Toxic chemicals and our hormones




Are you doing all the right things to balance your hormones; eating a nutrient dense diet, exercising, managing your stress, and you’re still having symptoms? You may be missing a big piece of the hormone balancing jigsaw! And that's minimizing your exposure to Endocrine Disrupting Chemicals (or EDC's).


Endocrine disruptors are found in many everyday products, including some plastic bottles and containers, liners of metal food cans, detergents, flame retardants, food, toys, cosmetics, and pesticides. Some endocrine-disrupting chemicals are slow to break-down in the environment. That characteristic makes them potentially hazardous over time.


Our genes play a huge part in how well we detoxify and some people can tolerate a huge number of toxins with no apparent effects. However for many of us, these chemicals can cause huge hormonal disruption.
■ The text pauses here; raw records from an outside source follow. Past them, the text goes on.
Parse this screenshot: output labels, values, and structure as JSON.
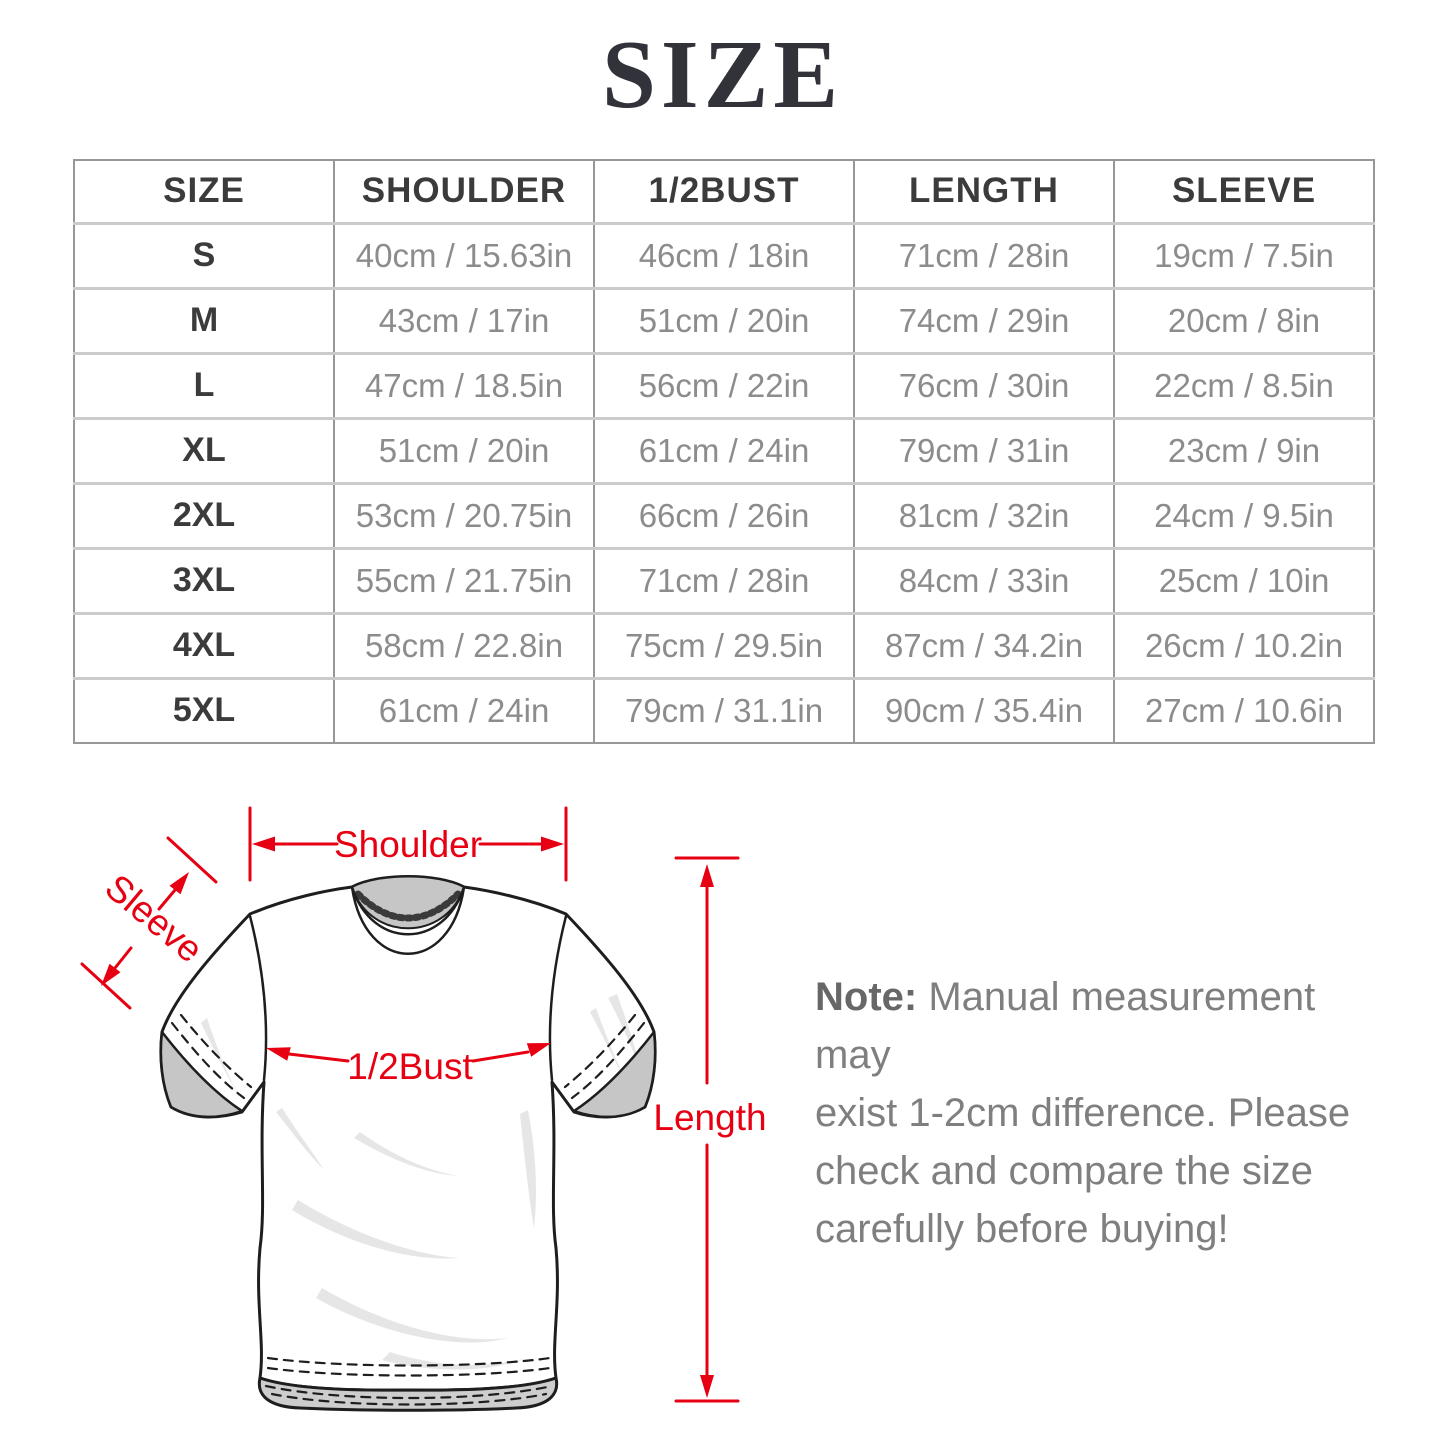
{
  "title": "SIZE",
  "table": {
    "headers": [
      "SIZE",
      "SHOULDER",
      "1/2BUST",
      "LENGTH",
      "SLEEVE"
    ],
    "rows": [
      [
        "S",
        "40cm / 15.63in",
        "46cm / 18in",
        "71cm / 28in",
        "19cm / 7.5in"
      ],
      [
        "M",
        "43cm / 17in",
        "51cm / 20in",
        "74cm / 29in",
        "20cm / 8in"
      ],
      [
        "L",
        "47cm / 18.5in",
        "56cm / 22in",
        "76cm / 30in",
        "22cm / 8.5in"
      ],
      [
        "XL",
        "51cm / 20in",
        "61cm / 24in",
        "79cm / 31in",
        "23cm / 9in"
      ],
      [
        "2XL",
        "53cm / 20.75in",
        "66cm / 26in",
        "81cm / 32in",
        "24cm / 9.5in"
      ],
      [
        "3XL",
        "55cm / 21.75in",
        "71cm / 28in",
        "84cm / 33in",
        "25cm / 10in"
      ],
      [
        "4XL",
        "58cm / 22.8in",
        "75cm / 29.5in",
        "87cm / 34.2in",
        "26cm / 10.2in"
      ],
      [
        "5XL",
        "61cm / 24in",
        "79cm / 31.1in",
        "90cm / 35.4in",
        "27cm / 10.6in"
      ]
    ]
  },
  "diagram": {
    "accent_color": "#e60012",
    "labels": {
      "shoulder": "Shoulder",
      "sleeve": "Sleeve",
      "half_bust": "1/2Bust",
      "length": "Length"
    }
  },
  "note": {
    "label": "Note:",
    "line1": " Manual measurement may",
    "line2": "exist 1-2cm difference. Please",
    "line3": "check and compare the size",
    "line4": "carefully before buying!"
  }
}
As women, we are particularly at risk. Many of these EDC’s are in household and personal products, which we tend to be more exposed to than men. On top of that we have more hormones to detoxify, so our livers can be more stressed.


How do toxic chemicals affect our hormones?
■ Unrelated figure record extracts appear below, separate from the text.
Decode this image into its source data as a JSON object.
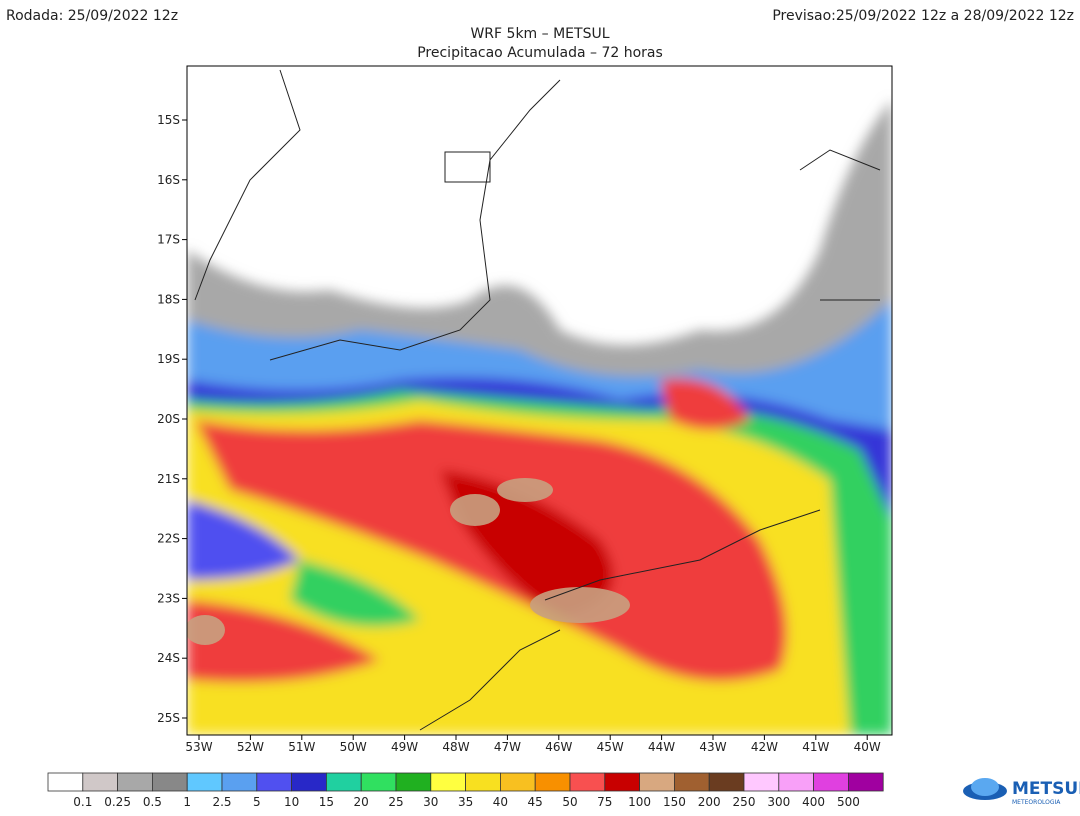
{
  "header": {
    "run": "Rodada: 25/09/2022 12z",
    "forecast": "Previsao:25/09/2022 12z a 28/09/2022 12z",
    "title": "WRF 5km – METSUL",
    "subtitle": "Precipitacao Acumulada – 72 horas"
  },
  "map": {
    "lat_labels": [
      "15S",
      "16S",
      "17S",
      "18S",
      "19S",
      "20S",
      "21S",
      "22S",
      "23S",
      "24S",
      "25S"
    ],
    "lon_labels": [
      "53W",
      "52W",
      "51W",
      "50W",
      "49W",
      "48W",
      "47W",
      "46W",
      "45W",
      "44W",
      "43W",
      "42W",
      "41W",
      "40W"
    ]
  },
  "colorbar": {
    "labels": [
      0.1,
      0.25,
      0.5,
      1,
      2.5,
      5,
      10,
      15,
      20,
      25,
      30,
      35,
      40,
      45,
      50,
      75,
      100,
      150,
      200,
      250,
      300,
      400,
      500
    ]
  },
  "logo": {
    "name": "METSUL",
    "tagline": "METEOROLOGIA"
  }
}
Cortisol – by reducing the toxins around you, you’ll automatically reduce stress on your body. Cortisol loves toxins! So take them out and your body can relax more.

Insulin – toxic chemicals can damage the insulin receptors on your cells so that you have increased risk of insulin resistance and diabetes and obesity (some of these chemicals are also called ‘obesogens').

Thyroid – toxins can damage your thyroid gland, and contribute to symptoms including weight gain, fatigue, anxiety, brain fog, depression and much more.

Estrogen – getting rid of those fake estrogens can help balance your own estrogen. No more mutant estrogen messing up your cycle!


Examples of hormone disruptors


People can be exposed to hormone disruptors indoors and outdoors, at home and in the workplace. Hormone disruptors get into our bodies when we breathe, eat, drink and have skin contact with them. They can be found in household products such as cosmetics and plastic containers. They can come from industrial pollution and cigarette smoke. Some pesticides are hormone disruptors and can end up on our food and in our waterways. Below are a few examples of hormone disruptors. More research is needed to identify all hormone disruptors and their potential health impacts.



Ways to minimize exposure:


Minimizing exposure can be daunting but take things slow! start with the obvious - eliminating plastic, this is one of the most impactful changes you can make when it comes to reducing your exposure to hormone disruptors.


Also making easy swaps below is a good place to star too: Swapping plastic bags for material, plastic lunchboxes to glass containers, plastic water bottles to glass bottles, ziplock bags to console jars and non-stick cookware to cast iron, ceramic or stainless steel cookware.